Chain

Padlock Chain
A padlock without a chain is only useful if whatever you're securing is already fixed to something solid. For everything else — bikes, motorbikes, lawn equipment, generators, trailers, fuel tanks — the chain is what actually does the securing work. The padlock locks it. The chain determines whether it holds.
That's a distinction worth taking seriously before buying, because chain quality varies enormously and the difference isn't always obvious by looking at it. A lightweight chain will part under bolt cutters in seconds. Hardened steel chain — genuinely through-hardened, not surface-treated — resists cutting attack because the hardening runs through the full cross-section of the link. When a bolt cutter jaw meets a properly hardened link, it tends to skate off rather than bite through. That's the property that matters, and it's why chain spec should match or exceed the padlock it's used with.
The Squire Stronghold hardened alloy steel chain carries Sold Secure accreditation, which is the benchmark worth looking for if the chain is going on anything of real value. Sold Secure testing is independent and meaningful — it's the same standard that cycle and motorbike insurers often reference when they ask what security was in place. The Asec through-hardened chain in gold finish is a similar proposition: genuinely hardened throughout, available in multiple lengths, and built to be paired with a closed-shackle or straight-shackle padlock rather than a standard open-shackle model.

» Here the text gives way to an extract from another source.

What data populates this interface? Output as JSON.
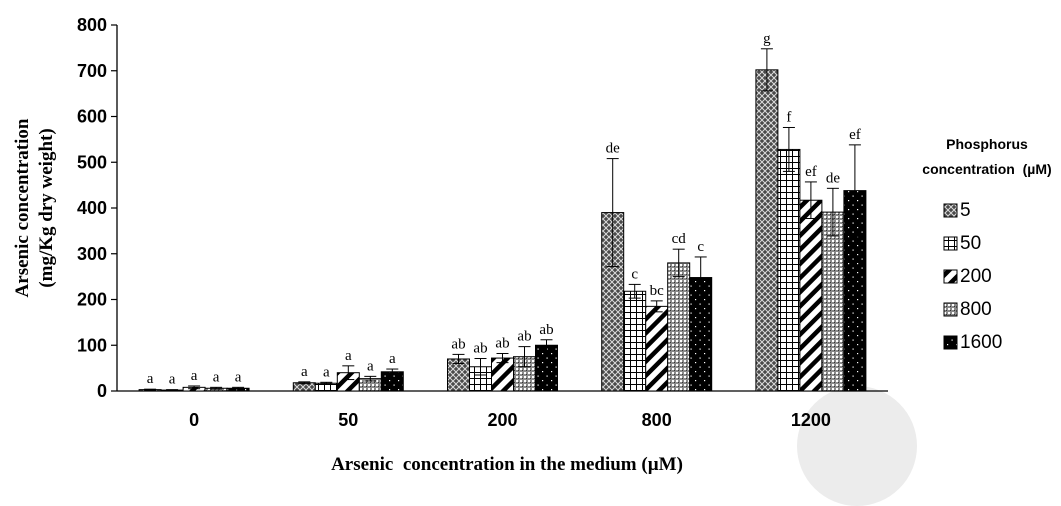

For lighter-duty applications — securing garden equipment, deterring opportunist theft from outbuildings, tethering equipment on a site where the risk is low — the Squire Stronglock and Toughlok chains offer hardened steel construction at a price point that makes sense for the application. They're honest products for honest threat levels, and knowing that distinction saves money in the right places without cutting corners where it matters.
The ABUS KS square link security chain is worth noting for anyone who needs to thread the chain through tight spaces or awkward fixing points — the square link profile stacks more compactly and is harder to grip with cutting tools than round links, which adds a layer of resistance that the link geometry alone contributes before the material even comes into play.
Chain length is the other variable that catches people out. Too short and it won't reach a ground anchor or fixed point without pulling taut; too long and the excess pools on the ground, giving a thief something to brace against when cutting. As a rule, the tighter you can keep the chain between the secured item and its anchor point, the harder it is to work on with tools.